Sanders explains that one reason migrants made so much more money were higher levels of education, as a lack of resources and knowledge hindered migration. "One myth they had to overcome," Wilkerson writes, "was that they were bedraggled hayseeds just off the plantation." (White southerners, from the smaller migration out of Appalachia, encountered virtually identical stereotypes in Chicago.) In the later periods of the Great Migration, migrant Southern blacks had not just more education than those who stayed behind, they had more than Northern whites as well:
Against nearly every assumption about the Migration, the 1965 census found that the migrants of the 1950s—particularly those who came from towns and cities… had more education than even the northern white population they joined. The percentage of postwar black migrants who had graduated from high school was as high or higher than that of native whites in New York, Cleveland, Philadelphia, and St. Louis and close to the percentage of whites in Chicago.

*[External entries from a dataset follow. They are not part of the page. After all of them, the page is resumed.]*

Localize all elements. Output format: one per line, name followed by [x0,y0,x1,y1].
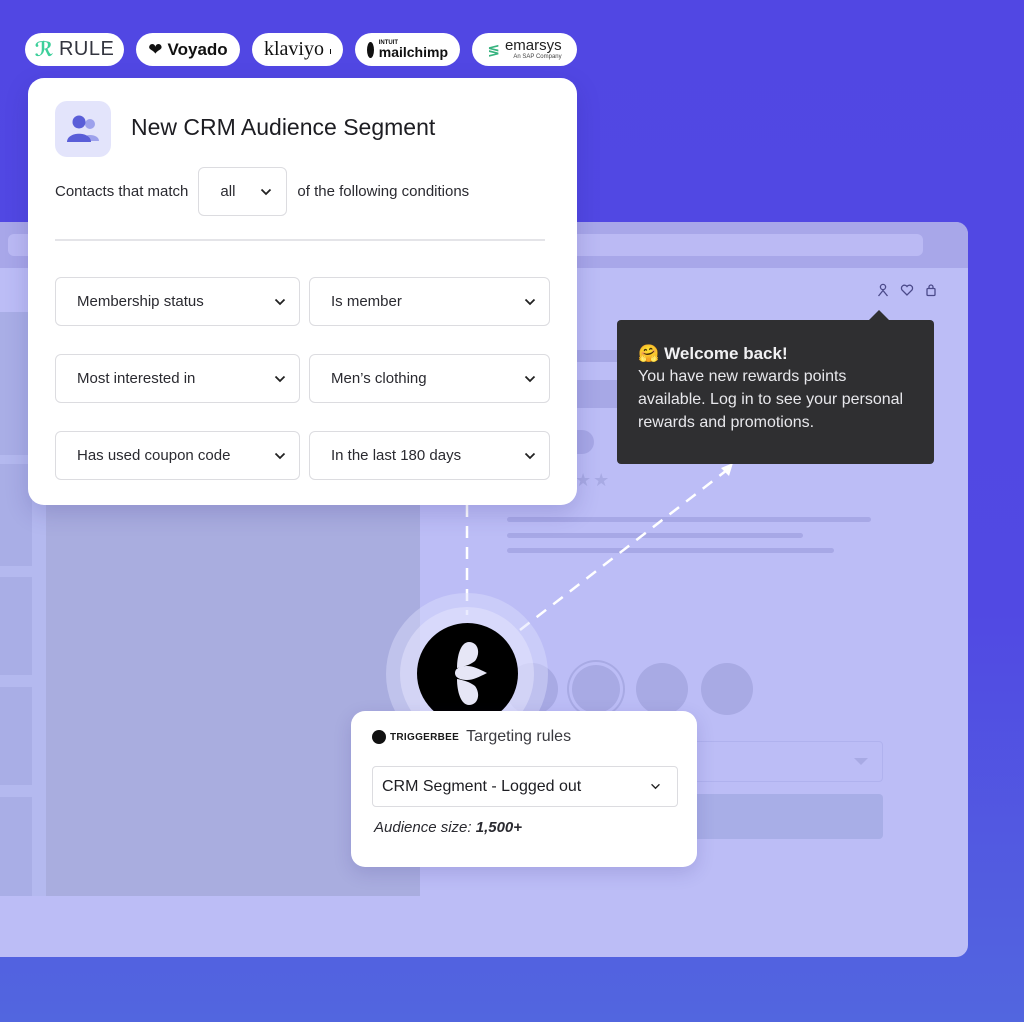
heart-icon[interactable] [900,283,914,297]
segment-icon-box [55,101,111,157]
triggerbee-mini-icon [372,730,386,744]
condition-field-select[interactable]: Most interested in [55,354,300,403]
add-to-cart-placeholder [690,794,883,839]
sidebar-thumb [0,797,32,896]
rule-logo: ℛ RULE [25,33,124,66]
placeholder-text-line [507,533,803,538]
targeting-label: Targeting rules [466,728,572,745]
divider [55,239,545,241]
voyado-logo-text: Voyado [167,39,228,59]
shopping-bag-icon[interactable] [924,283,938,297]
chevron-down-icon [261,188,272,195]
condition-value: In the last 180 days [331,447,462,464]
chevron-down-icon [274,375,286,382]
emarsys-subtitle: An SAP Company [513,54,562,60]
match-prefix-label: Contacts that match [55,183,189,200]
targeting-rule-value: CRM Segment - Logged out [382,777,582,795]
klaviyo-logo: klaviyo [252,33,343,66]
emarsys-mark-icon: ≶ [487,41,500,59]
integration-logos: ℛ RULE ❤︎ Voyado klaviyo INTUIT mailchim… [25,33,577,66]
condition-value-select[interactable]: Men’s clothing [309,354,550,403]
match-mode-select[interactable]: all [198,167,288,216]
emarsys-logo: ≶ emarsys An SAP Company [472,33,577,66]
placeholder-text-line [507,548,834,553]
hugging-face-icon: 🤗 [638,344,660,363]
site-nav-icons [876,283,938,297]
match-suffix-label: of the following conditions [297,183,470,200]
audience-size: Audience size: 1,500+ [374,819,522,836]
welcome-back-tooltip: 🤗 Welcome back! You have new rewards poi… [617,310,934,464]
crm-segment-card: New CRM Audience Segment Contacts that m… [28,78,577,505]
sidebar-thumb [0,577,32,675]
rule-logo-text: RULE [58,38,115,60]
size-select-placeholder [690,741,883,782]
condition-value: Is member [331,293,402,310]
condition-field-value: Has used coupon code [77,447,231,464]
chevron-down-icon [524,452,536,459]
match-row: Contacts that match all of the following… [55,167,469,216]
audience-size-label: Audience size: [374,819,472,836]
color-swatch [636,663,688,715]
color-swatch-selected [572,665,620,713]
sidebar-thumb [0,687,32,785]
chevron-down-icon [274,452,286,459]
condition-value-select[interactable]: Is member [309,277,550,326]
chevron-down-icon [524,375,536,382]
condition-field-value: Most interested in [77,370,196,387]
tooltip-body: You have new rewards points available. L… [638,368,904,431]
mailchimp-monkey-icon [367,41,374,58]
placeholder-text-line [507,517,871,522]
match-mode-value: all [220,183,236,200]
targeting-rule-select[interactable]: CRM Segment - Logged out [372,766,678,807]
users-icon [67,115,99,142]
condition-field-value: Membership status [77,293,204,310]
klaviyo-flag-icon [330,48,331,54]
voyado-mark-icon: ❤︎ [148,39,163,59]
chevron-down-icon [524,298,536,305]
emarsys-logo-text: emarsys [504,37,562,54]
tooltip-title: Welcome back! [664,344,788,363]
triggerbee-logo-icon [417,623,518,724]
conditions-grid: Membership status Is member Most interes… [55,277,550,480]
triggerbee-wordmark: TRIGGERBEE [390,731,460,743]
rule-mark-icon: ℛ [34,39,54,61]
user-icon[interactable] [876,283,890,297]
audience-size-value: 1,500+ [475,819,523,836]
targeting-rules-card: TRIGGERBEE Targeting rules CRM Segment -… [351,711,697,867]
voyado-logo: ❤︎ Voyado [136,33,240,66]
condition-value: Men’s clothing [331,370,427,387]
klaviyo-logo-text: klaviyo [264,38,324,60]
condition-field-select[interactable]: Has used coupon code [55,431,300,480]
rating-stars: ★★ [575,470,612,490]
color-swatch [701,663,753,715]
chevron-down-icon [651,783,660,790]
mailchimp-logo-text: mailchimp [378,44,448,60]
condition-field-select[interactable]: Membership status [55,277,300,326]
condition-value-select[interactable]: In the last 180 days [309,431,550,480]
segment-title: New CRM Audience Segment [131,114,436,140]
tooltip-title-row: 🤗 Welcome back! [638,343,914,365]
caret-down-icon [854,758,868,765]
targeting-header: TRIGGERBEE Targeting rules [372,728,571,746]
mailchimp-logo: INTUIT mailchimp [355,33,460,66]
chevron-down-icon [274,298,286,305]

Which leads us back to the staggering income immobility in the cotton belt. Slavery and sharecropping drove better-educated blacks out of the South, particularly from its poorest areas, leaving concentrated poverty behind and setting a devastated region back further still.
The persistence of slavery and sharecropping as economic models burdened the South for much of the 20th century. Decades after the Civil War, it was worse in some ways than the decades immediately following the War:
The post-bellum South was not, as some historians have termed it, a developing bourgeois society; in many ways it was not developing at all. Between the Civil War and World War II, the economies of the South and North were undergoing what [Gavin] Wright says was a divergence at a basic level. The gap between Southern and Northern wages was greater in the 20's and 30's than it had been at any time since the Civil War. The South's stagnation, in Mr. Wright's view, was caused by the low wages paid by planters and industrialists; as a result, they had little incentive to mechanize or innovate.

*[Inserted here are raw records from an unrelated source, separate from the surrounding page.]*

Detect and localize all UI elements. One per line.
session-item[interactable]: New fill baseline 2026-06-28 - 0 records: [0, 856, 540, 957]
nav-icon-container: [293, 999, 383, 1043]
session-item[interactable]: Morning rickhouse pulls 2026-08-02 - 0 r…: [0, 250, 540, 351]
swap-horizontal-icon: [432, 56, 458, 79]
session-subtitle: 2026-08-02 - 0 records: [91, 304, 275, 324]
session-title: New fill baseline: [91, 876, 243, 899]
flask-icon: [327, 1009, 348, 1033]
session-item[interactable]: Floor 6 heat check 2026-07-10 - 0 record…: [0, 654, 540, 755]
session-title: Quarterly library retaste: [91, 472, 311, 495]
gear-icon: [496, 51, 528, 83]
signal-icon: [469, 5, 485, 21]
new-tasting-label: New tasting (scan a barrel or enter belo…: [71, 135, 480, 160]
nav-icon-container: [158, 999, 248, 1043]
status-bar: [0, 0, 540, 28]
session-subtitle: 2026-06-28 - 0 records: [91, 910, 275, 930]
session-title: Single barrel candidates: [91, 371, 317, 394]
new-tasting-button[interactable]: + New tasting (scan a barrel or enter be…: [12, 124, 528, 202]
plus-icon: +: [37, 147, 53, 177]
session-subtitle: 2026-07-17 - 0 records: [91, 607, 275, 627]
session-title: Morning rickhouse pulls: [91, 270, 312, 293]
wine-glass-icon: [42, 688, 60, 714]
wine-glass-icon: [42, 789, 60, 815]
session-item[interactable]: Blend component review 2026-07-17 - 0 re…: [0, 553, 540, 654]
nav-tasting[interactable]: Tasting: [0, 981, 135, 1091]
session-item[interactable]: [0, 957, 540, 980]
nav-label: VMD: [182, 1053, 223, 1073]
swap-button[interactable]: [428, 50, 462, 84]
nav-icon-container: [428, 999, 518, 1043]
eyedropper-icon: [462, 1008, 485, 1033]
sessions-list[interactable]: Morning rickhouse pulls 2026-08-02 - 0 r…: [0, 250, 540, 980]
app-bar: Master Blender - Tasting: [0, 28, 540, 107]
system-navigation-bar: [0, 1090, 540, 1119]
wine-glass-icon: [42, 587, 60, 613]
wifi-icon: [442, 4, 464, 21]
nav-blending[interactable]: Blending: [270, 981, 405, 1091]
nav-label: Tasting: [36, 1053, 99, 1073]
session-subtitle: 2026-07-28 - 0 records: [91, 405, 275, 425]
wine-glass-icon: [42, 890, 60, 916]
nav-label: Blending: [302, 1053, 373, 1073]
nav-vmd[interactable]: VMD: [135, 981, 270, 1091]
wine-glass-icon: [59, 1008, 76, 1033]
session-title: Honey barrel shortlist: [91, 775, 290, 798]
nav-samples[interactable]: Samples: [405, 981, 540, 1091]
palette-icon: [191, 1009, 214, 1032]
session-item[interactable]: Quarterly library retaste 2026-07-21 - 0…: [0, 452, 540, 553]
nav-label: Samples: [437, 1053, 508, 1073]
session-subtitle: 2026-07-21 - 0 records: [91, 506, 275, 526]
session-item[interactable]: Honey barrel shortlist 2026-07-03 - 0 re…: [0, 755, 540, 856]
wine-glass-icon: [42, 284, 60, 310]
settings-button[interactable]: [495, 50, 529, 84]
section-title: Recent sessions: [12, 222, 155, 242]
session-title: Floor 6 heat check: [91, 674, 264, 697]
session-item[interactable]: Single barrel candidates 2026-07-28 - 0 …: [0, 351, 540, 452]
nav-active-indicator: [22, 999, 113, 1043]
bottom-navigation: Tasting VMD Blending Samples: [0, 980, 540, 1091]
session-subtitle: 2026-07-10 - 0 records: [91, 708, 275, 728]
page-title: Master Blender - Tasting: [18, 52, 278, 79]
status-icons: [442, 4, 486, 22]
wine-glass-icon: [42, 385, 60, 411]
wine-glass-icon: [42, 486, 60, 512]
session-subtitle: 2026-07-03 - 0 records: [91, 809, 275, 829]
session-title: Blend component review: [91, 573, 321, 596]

Innovation was snuffed out at levels much lower than industry, according to Wright: "the planters and employers who dominated regional politics were well aware that education greatly increased the probability that a young person would leave both the home county and ultimately the entire region."
The South actively pushed against industrialization. The results can be seen in a map that the Atlantic's Alexis Madrigal found of electricity usage in 1921, before the New Deal essentially forced modernization on the South: "In essence, the entire south used relatively less electricity than the rest of the country." Some Southern states less than others.
Fear of education retarded technological progress in the South while continuing to depress wages. Mississippi got the worst of it (from Wright):
As Wright points out, "both the absolute and relative differentials were higher in the 1920s than at any time since the Civil War."
The politics and culture of the South sapped the productivity and promise of its citizens, on a regional level and as a whole—for blacks much more than whites, but certainly for both; during the centuries of slavery, but also in the century afterwards. Sunstein may well be right that current laws inhibit economic mobility in the South, but centuries of prior law continue to drag on its people—while pulling on the strings of history that run north up the Mississippi River and the Illinois Central line.